The IRS contended that the term “assessable penalties” includes all penalties that are not subject to the deficiency procedures of the Internal Revenue Code. In addition, the IRS contended that the term “taxes” in IRC Sec. 6201 is broad enough to encompass Sec. 6038 penalties.
The Tax Court sided with the taxpayer, holding that while Congress has authorized assessment for many penalty provisions, such authority does not extend to penalties under IRC Sec. 6038(b). For example, IRC Sections 6671-6725, found in Subchapter B of Chapter 68 of Subtitle F, entitled “Assessable Penalties”, specifically provide for assessable penalties for which the IRS has assessment authority under IRC Sec. 6201. Other sections generally have their own penalty enforcement provisions, or they refer to a provision within IRC Sections 6671-6725. In addition, 28 U.S.C. Sec 2461(a) authorizes the recovery of civil penalties and fines by civil action where Congress has not provided a method of recovery or enforcement. The Tax Court concluded that IRC Sec. 6038(b), unlike other penalties in the Code, does not provide a method of recovery or enforcement and therefore must be recovered through a civil action. The Tax Court also disagreed with the IRS’s assertion that all penalties not subject to deficiency procedures are automatically “assessable penalties” and that the term “taxes” includes IRC Sec. 6038(b) penalties.
This ruling has favorable implications for taxpayers and their advisors, but there are some important considerations to keep in mind. First, this case applies only to penalties for which Congress has not specified a method of assessment. Taxpayers can rely on this ruling for penalties such as IRC Sec. 6038(b) penalties (Form 5471 categories 4 and 5 and Form 8865 categories 1 and 2), IRC Sec. 6038A(d) penalty (Form 5472), IRC Sec. 6038B(c) penalty (Form 926) and IRC Sec. 6038D(d) penalty (Form 8938).
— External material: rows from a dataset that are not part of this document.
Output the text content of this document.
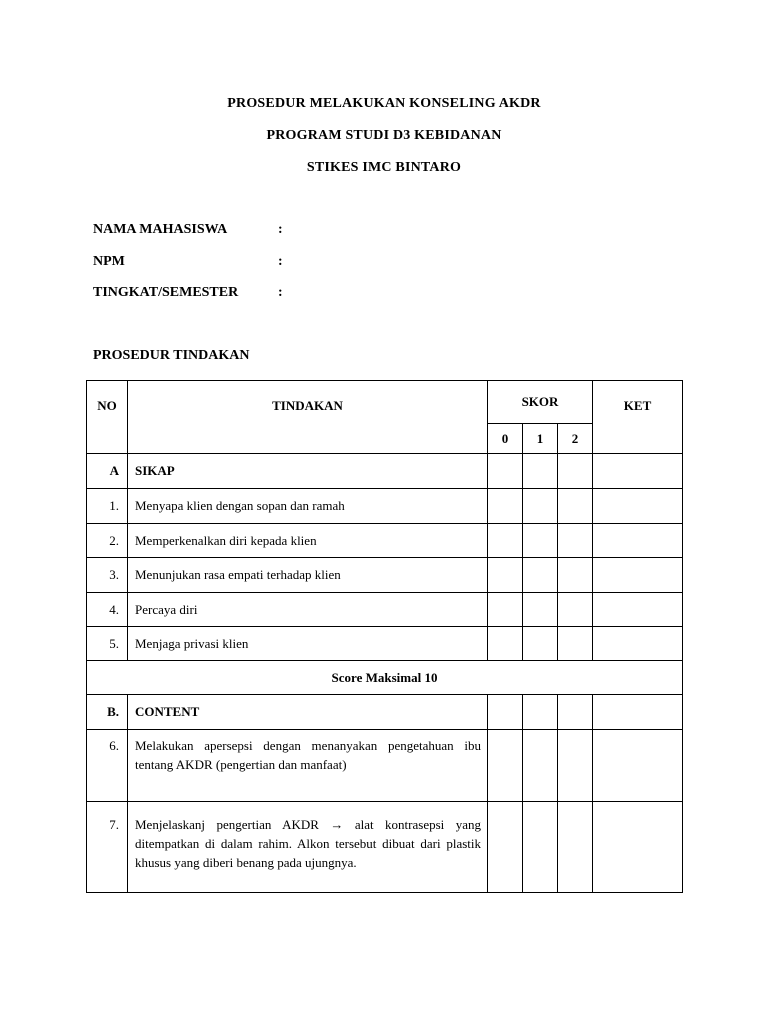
PROSEDUR MELAKUKAN KONSELING AKDR
PROGRAM STUDI D3 KEBIDANAN
STIKES IMC BINTARO
NAMA MAHASISWA	:
NPM	:
TINGKAT/SEMESTER	:
PROSEDUR TINDAKAN
NO	TINDAKAN	SKOR			KET
		0	1	2	
A	SIKAP				
1.	Menyapa klien dengan sopan dan ramah				
2.	Memperkenalkan diri kepada klien				
3.	Menunjukan rasa empati terhadap klien				
4.	Percaya diri				
5.	Menjaga privasi klien				
Score Maksimal 10					
B.	CONTENT				
6.	Melakukan apersepsi dengan menanyakan pengetahuan ibu tentang AKDR (pengertian dan manfaat)				
7.	Menjelaskanj pengertian AKDR → alat kontrasepsi yang ditempatkan di dalam rahim. Alkon tersebut dibuat dari plastik khusus yang diberi benang pada ujungnya.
However, penalties for which Congress has specifically provided for “assessable penalties,” such as IRC Sec. 6677(a) and (b) penalties (Forms 3520 and 3520-A, relating to information for certain foreign trusts) and IRC Sec. 6039F(c) penalty (Form 3520, relating to large gifts from foreign persons), can still be assessed directly by the IRS.
Second, the IRS may appeal the Tax Court’s decision to the Court of Appeals, and further developments in the case should be monitored. Even if the Court of Appeals, and ultimately the Supreme Court, upholds the decision, the IRS may work with Congress to formally enact legislation authorizing automatic penalty collection procedures. It may be some time before this issue is fully resolved. Because there is generally no statute of limitations for non-filing penalties, taxpayers cannot assume that the possibility of penalty assessment will go away. Therefore, it is important that taxpayers continue to take the necessary steps to comply with applicable reporting requirements in order to avoid any penalties.
Nevertheless, this ruling may provide a window of opportunity for taxpayers to file for protective refund claims. Taxpayers who have recently paid similar penalties that are not currently specifically designated as “assessable penalties” should consider filing refund claims to preserve their rights to claim a potential refund before the statute of limitations for refunds expires.